This may be one of the most misunderstood aspects of aerial combat. Once it is broken down to the basics, it is very simple. Think of energy as your household budget. Speed is the cash you have in your hand and you can spend it right now. Altitude is the bank, the place that you store extra cash. Your engine is your paycheck. Any extra energy you have after you pay the maintenance bills of drag can be converted into speed or banked as altitude.
The sum of all three items, speed, altitude and engine reserve, is your total energy budget. This represents your ability to perform maneuvers. When your total energy state is zero, you are on the ground - either in a smoking hole or parked on a runway.
Relative energy is the comparison of your total energy status to the enemy’s total energy status. This is a very rough gauge of which pilot has the true advantage in an engagement. Relative energy is never constant. Each pilot is using his energy for different maneuvers and changes in altitude and speed. An advantage in relative energy allows more options in a fight than a disadvantage. With the advantage you can take the initiative rather than only being able to react to your opponent’s actions. Simply having an advantage in energy is not going to win a fight but it is a starting point.
How do you gain energy? Using engine power to gain speed or altitude is the only way to increase your total available energy. Increasing engine power output will increase your speed. This is limited because you can not continually increase speed. A drag imposed limit will eventually be reached and speed can not be increased without another power increase or worse, a loss of altitude. Altitude is more important than speed in most cases. Altitude gives you the advantage of position as well as energy. Climb whenever possible, within the constraints of your mission. Even if you are only climbing at a rate of 100 feet per minute over a ten minute period you have gained a 1,000 feet of reserve to work with.
What costs you energy? Any change of direction or attitude costs energy. The single biggest waste of energy by new pilots is using extra Gs. Sure it is fun to make fast turns in a fighter, but when you do not have to maneuver hard any extra Gs cost energy. The more Gs you use the greater the loss. Try this simple test - get in your favorite plane and get settled in level flight at cruise speed. Then make what you think is a ‘normal’ turn. Look at the G-meter. Odds are that you are pulling 2 or more Gs in that turn. Now check your airspeed and altitude after the turn. The loss of either shows you how and where you can easily lose energy.
Pulling extra Gs is probably the single greatest cause for energy lose. Losing unnecessary altitude is the second. Strive to use shallower nose down maneuvers whenever possible. Altitude you do not lose will not cost you anything to regain.
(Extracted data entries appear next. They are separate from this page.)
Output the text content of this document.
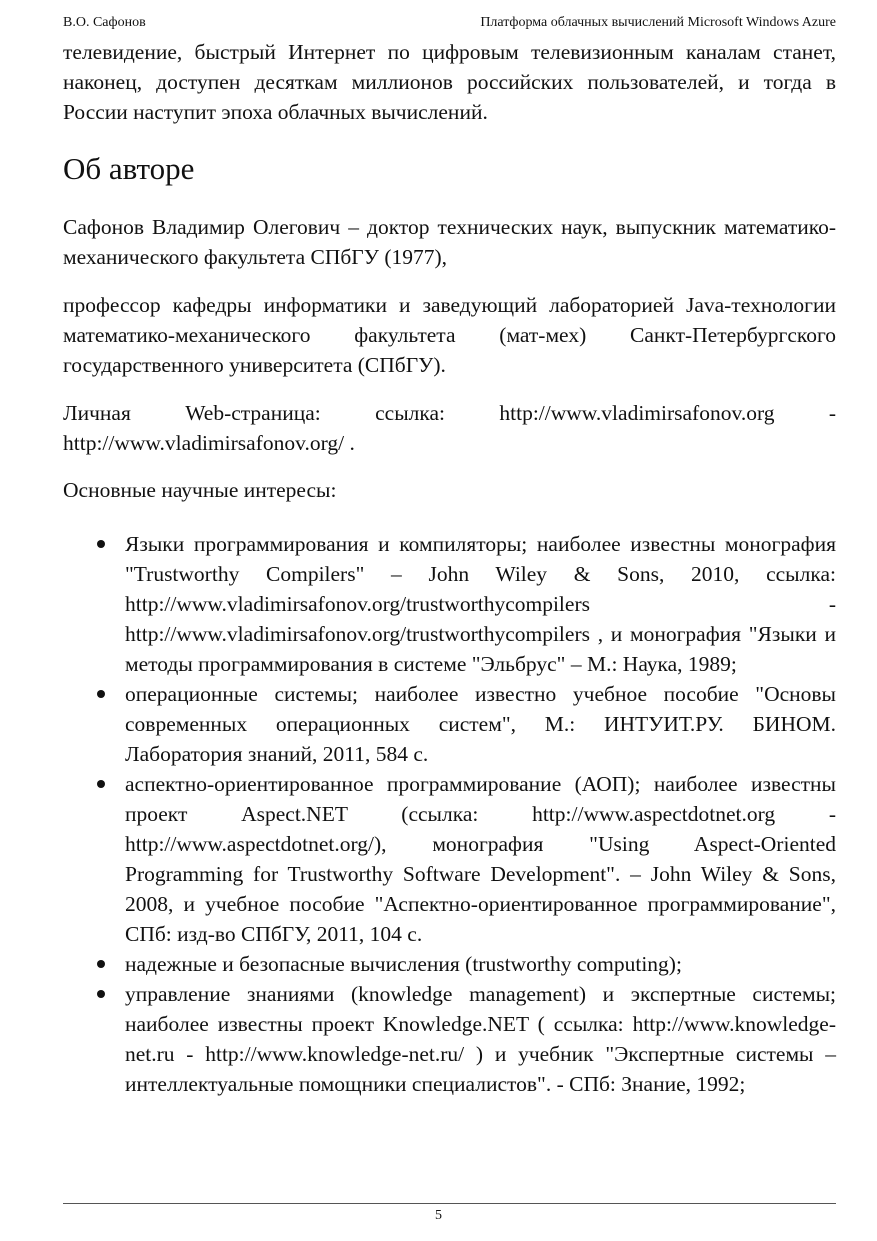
В.О. Сафонов	Платформа облачных вычислений Microsoft Windows Azure

телевидение, быстрый Интернет по цифровым телевизионным каналам станет, наконец, доступен десяткам миллионов российских пользователей, и тогда в России наступит эпоха облачных вычислений.

Об авторе

Сафонов Владимир Олегович – доктор технических наук, выпускник математико-механического факультета СПбГУ (1977),

профессор кафедры информатики и заведующий лабораторией Java-технологии математико-механического факультета (мат-мех) Санкт-Петербургского государственного университета (СПбГУ).

Личная Web-страница: ссылка: http://www.vladimirsafonov.org - http://www.vladimirsafonov.org/ .

Основные научные интересы:

Языки программирования и компиляторы; наиболее известны монография "Trustworthy Compilers" – John Wiley & Sons, 2010, ссылка: http://www.vladimirsafonov.org/trustworthycompilers - http://www.vladimirsafonov.org/trustworthycompilers , и монография "Языки и методы программирования в системе "Эльбрус" – М.: Наука, 1989;
операционные системы; наиболее известно учебное пособие "Основы современных операционных систем", М.: ИНТУИТ.РУ. БИНОМ. Лаборатория знаний, 2011, 584 с.
аспектно-ориентированное программирование (АОП); наиболее известны проект Aspect.NET (ссылка: http://www.aspectdotnet.org - http://www.aspectdotnet.org/), монография "Using Aspect-Oriented Programming for Trustworthy Software Development". – John Wiley & Sons, 2008, и учебное пособие "Аспектно-ориентированное программирование", СПб: изд-во СПбГУ, 2011, 104 с.
надежные и безопасные вычисления (trustworthy computing);
управление знаниями (knowledge management) и экспертные системы; наиболее известны проект Knowledge.NET ( ссылка: http://www.knowledge-net.ru - http://www.knowledge-net.ru/ ) и учебник "Экспертные системы – интеллектуальные помощники специалистов". - СПб: Знание, 1992;
5
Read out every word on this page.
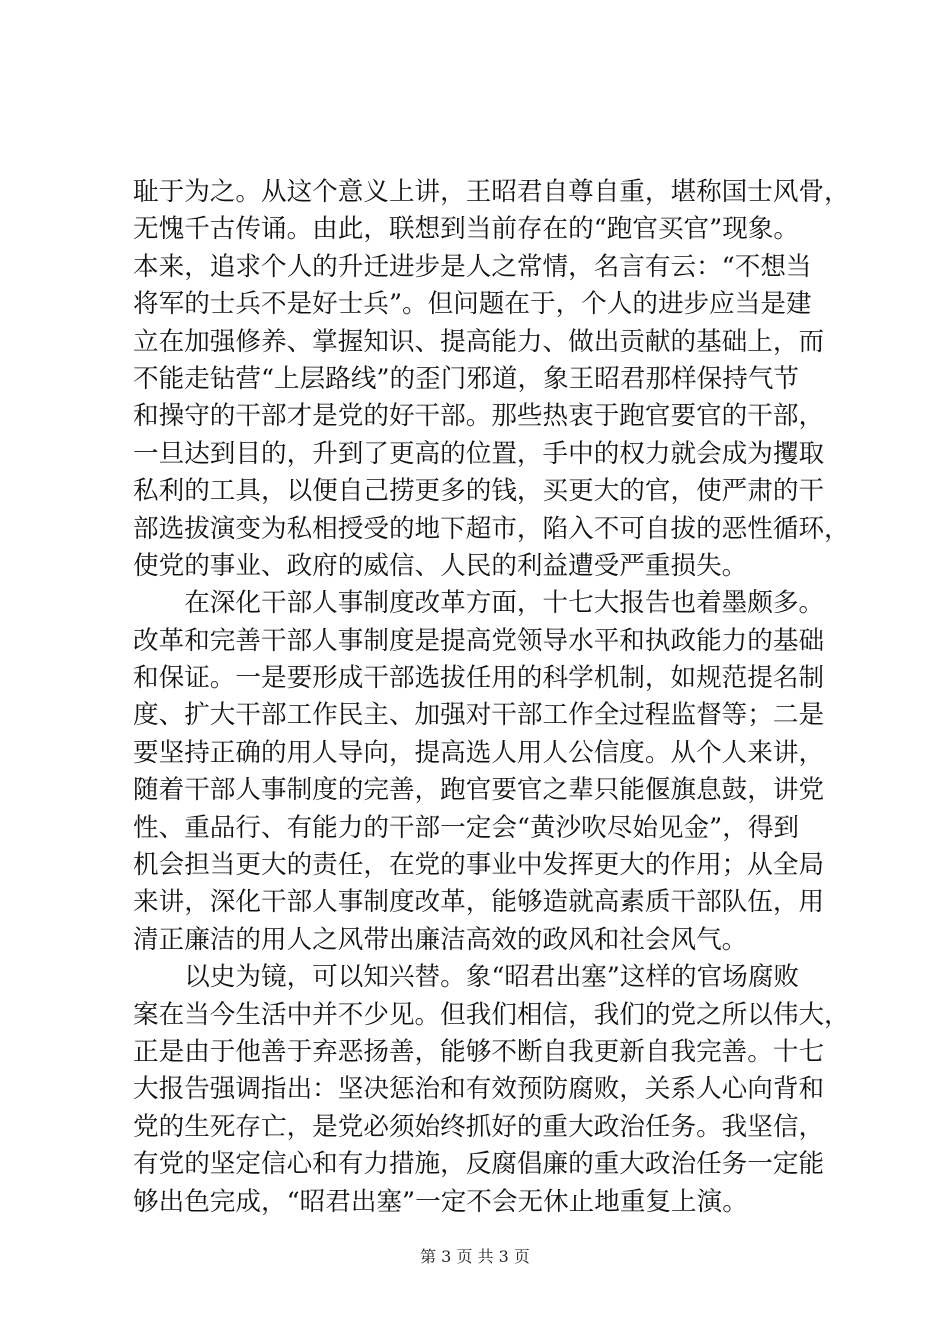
耻于为之。从这个意义上讲，王昭君自尊自重，堪称国士风骨，
无愧千古传诵。由此，联想到当前存在的“跑官买官”现象。
本来，追求个人的升迁进步是人之常情，名言有云：“不想当
将军的士兵不是好士兵”。但问题在于，个人的进步应当是建
立在加强修养、掌握知识、提高能力、做出贡献的基础上，而
不能走钻营“上层路线”的歪门邪道，象王昭君那样保持气节
和操守的干部才是党的好干部。那些热衷于跑官要官的干部，
一旦达到目的，升到了更高的位置，手中的权力就会成为攫取
私利的工具，以便自己捞更多的钱，买更大的官，使严肃的干
部选拔演变为私相授受的地下超市，陷入不可自拔的恶性循环，
使党的事业、政府的威信、人民的利益遭受严重损失。
　　在深化干部人事制度改革方面，十七大报告也着墨颇多。
改革和完善干部人事制度是提高党领导水平和执政能力的基础
和保证。一是要形成干部选拔任用的科学机制，如规范提名制
度、扩大干部工作民主、加强对干部工作全过程监督等；二是
要坚持正确的用人导向，提高选人用人公信度。从个人来讲，
随着干部人事制度的完善，跑官要官之辈只能偃旗息鼓，讲党
性、重品行、有能力的干部一定会“黄沙吹尽始见金”，得到
机会担当更大的责任，在党的事业中发挥更大的作用；从全局
来讲，深化干部人事制度改革，能够造就高素质干部队伍，用
清正廉洁的用人之风带出廉洁高效的政风和社会风气。
　　以史为镜，可以知兴替。象“昭君出塞”这样的官场腐败
案在当今生活中并不少见。但我们相信，我们的党之所以伟大，
正是由于他善于弃恶扬善，能够不断自我更新自我完善。十七
大报告强调指出：坚决惩治和有效预防腐败，关系人心向背和
党的生死存亡，是党必须始终抓好的重大政治任务。我坚信，
有党的坚定信心和有力措施，反腐倡廉的重大政治任务一定能
够出色完成，“昭君出塞”一定不会无休止地重复上演。
第 3 页 共 3 页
Smaller things like over controlling or imprecise flight cost energy as well as time. Leaving flaps down longer than they are needed. Flying out of trim or skidding/slipping in turns all cost energy through increased drag.
You can see that there are many more ways to lose energy than there are to gain it back.
Converting altitude to speed. Diving will convert altitude to speed but there are limits when doing this. Ease the stick forward to get your G-meter on zero Gs - free fall. This converts altitude to speed in the most efficient manner. Diving faster than you can fall is wasting altitude.
Though the zero G dive is the fastest way to convert altitude to speed, it can be excessive once the dive angle reaches 30 to 45 degrees. This is because of the trade off between energy gained and the loss of energy of pulling out of the dive. Loss of position is another disadvantage of diving too steeply.
There is one more limitation on converting altitude to speed. Your aircraft will have some maximum safe speed, beyond that speed there is a danger of ripping parts off the aircraft. Continuing a dive once this speed is reached is wasting altitude, and energy - the aircraft simply can not safely go any faster.
The reverse is true when converting speed to altitude. The best way is to point the nose straight up and get the aircraft to a zero G state. This way you are ‘falling’ straight up. The absolute limit is when the aircraft reaches zero airspeed. Although this will get some extra altitude, it will be lost as the aircraft drops until it regains flight speed. Ease out of the climb when the aircraft reaches a minimum maneuvering speed.
In both climbs and dives reaching a zero G state is important for this reason - even at 1 G the wings are working to support the weight of the aircraft that takes energy. When that energy bill has been removed, the energy used to produce that lift is now being used to speed the dive or gain altitude.